The schools advisory services programme launched last November by the International Finance Corporation (IFC), a member of the World Bank (WB) is reportedly in progress.
IFC programme analyst Liliane Rushemeza pointed this out during an interview at the IFC country offices in Kigali Tuesday.
“I have visited about nineteen schools and over thirty schools are interested in the programme and have signed an expression of interest,” she said. She underlined that currently, they are marketing the programme in schools country-wide.
Loans to the tune of Rwf 970 million have been acquired in the last five months, constituting 33 percent of the target in the next two years.
The programme which has in-built advisory and investment services allows the WB’s private sector arm to support the education sector by offering “risk participation facilities” to the Rwanda Development Bank (BRD) to sustain lending in education.
“Since the launch of the advisory services we have also hired consultants that are going to provide advisory services directly to the schools.”
“The first component was to have direct services to the schools. In the next coming months we shall hire other consultants to deliver services such as strategic planning and other business development services,” she said.

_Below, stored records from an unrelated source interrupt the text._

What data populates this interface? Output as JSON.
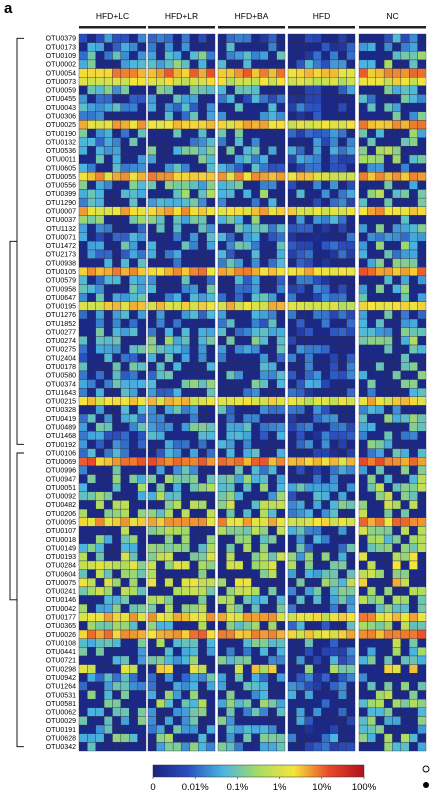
{
  "figure": {
    "panel_letter": "a"
  },
  "chart_data": {
    "type": "heatmap",
    "groups": [
      "HFD+LC",
      "HFD+LR",
      "HFD+BA",
      "HFD",
      "NC"
    ],
    "samples_per_group": [
      8,
      8,
      8,
      8,
      8
    ],
    "rows": [
      "OTU0379",
      "OTU0173",
      "OTU0109",
      "OTU0002",
      "OTU0054",
      "OTU0073",
      "OTU0059",
      "OTU0455",
      "OTU0043",
      "OTU0306",
      "OTU0025",
      "OTU0190",
      "OTU0132",
      "OTU0536",
      "OTU0011",
      "OTU0605",
      "OTU0055",
      "OTU0556",
      "OTU0399",
      "OTU1290",
      "OTU0007",
      "OTU0037",
      "OTU1132",
      "OTU0071",
      "OTU1472",
      "OTU2173",
      "OTU0938",
      "OTU0105",
      "OTU0579",
      "OTU0958",
      "OTU0647",
      "OTU0195",
      "OTU1276",
      "OTU1852",
      "OTU0277",
      "OTU0274",
      "OTU0275",
      "OTU2404",
      "OTU0178",
      "OTU0580",
      "OTU0374",
      "OTU1643",
      "OTU0215",
      "OTU0328",
      "OTU0419",
      "OTU0489",
      "OTU1468",
      "OTU0192",
      "OTU0106",
      "OTU0069",
      "OTU0996",
      "OTU0947",
      "OTU0051",
      "OTU0092",
      "OTU0482",
      "OTU0206",
      "OTU0095",
      "OTU0107",
      "OTU0018",
      "OTU0149",
      "OTU0193",
      "OTU0284",
      "OTU0604",
      "OTU0075",
      "OTU0241",
      "OTU0146",
      "OTU0042",
      "OTU0177",
      "OTU0365",
      "OTU0026",
      "OTU0108",
      "OTU0441",
      "OTU0721",
      "OTU0298",
      "OTU0942",
      "OTU1264",
      "OTU0531",
      "OTU0581",
      "OTU0062",
      "OTU0029",
      "OTU0191",
      "OTU0628",
      "OTU0342"
    ],
    "clusters": [
      {
        "first_row": 0,
        "last_row": 47
      },
      {
        "first_row": 48,
        "last_row": 82
      }
    ],
    "colorbar": {
      "tick_labels": [
        "0",
        "0.01%",
        "0.1%",
        "1%",
        "10%",
        "100%"
      ],
      "colors": [
        "#1a237e",
        "#2b4fc0",
        "#4ab6e0",
        "#a9dc62",
        "#f5e53a",
        "#e8492a",
        "#b0101c"
      ]
    },
    "legend_markers": [
      "open-circle",
      "filled-circle"
    ],
    "value_scale": "0 = no abundance, 1 = 0.01%, 2 = 0.1%, 3 = 1%, 4 = 10%, 5 = 100%",
    "row_levels": [
      0.5,
      0.9,
      1.1,
      1.4,
      3.7,
      3.0,
      1.3,
      0.8,
      0.9,
      1.0,
      3.4,
      1.2,
      1.1,
      1.4,
      1.2,
      0.9,
      3.5,
      1.3,
      1.6,
      1.2,
      3.4,
      1.5,
      1.0,
      0.8,
      1.2,
      0.9,
      1.0,
      3.6,
      0.9,
      1.1,
      1.1,
      3.3,
      0.8,
      0.9,
      1.1,
      1.3,
      1.2,
      0.9,
      1.1,
      1.0,
      1.3,
      0.9,
      3.2,
      1.0,
      1.1,
      1.2,
      0.9,
      1.0,
      0.9,
      3.8,
      1.2,
      1.4,
      1.6,
      1.5,
      1.9,
      1.7,
      3.5,
      1.8,
      1.4,
      1.6,
      2.0,
      2.2,
      1.8,
      2.4,
      1.9,
      1.7,
      1.6,
      3.4,
      1.5,
      3.6,
      1.6,
      1.2,
      1.3,
      2.6,
      1.0,
      1.1,
      1.4,
      1.5,
      1.2,
      1.3,
      1.0,
      1.4,
      1.2
    ],
    "group_offsets": [
      0.0,
      0.1,
      0.0,
      -0.6,
      0.3
    ]
  }
}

Rushemeza noted that the schools have been “very receptive and welcoming” but acknowledged that “one of the things” her team has to do is managing the expectations.
“There are unreasonable expectations of the schools in terms of receiving quick access to finance and cheap advisory services.” She underscored that most schools, on grasping what IFC has to offer and how important it is, are willing to pay.
“And because we are sharing in the cost, it is much cheaper than when they were hiring a consultant.”
After a workshop last June presented outcomes of an IFC market study commissioned on the status of private sector education contribution, discussions with BRD to set up a financial agreement – a “risk-sharing guarantee” worth US$ 4.8 million ensued.
This allows BRD to lend to private sector promoters in education with ease.
The scheme is part of the IFC’s US$ 50 million Africa Schools Programme that encourages local banks to provide financing to private schools and, it has registered success elsewhere in Kenya and Ghana.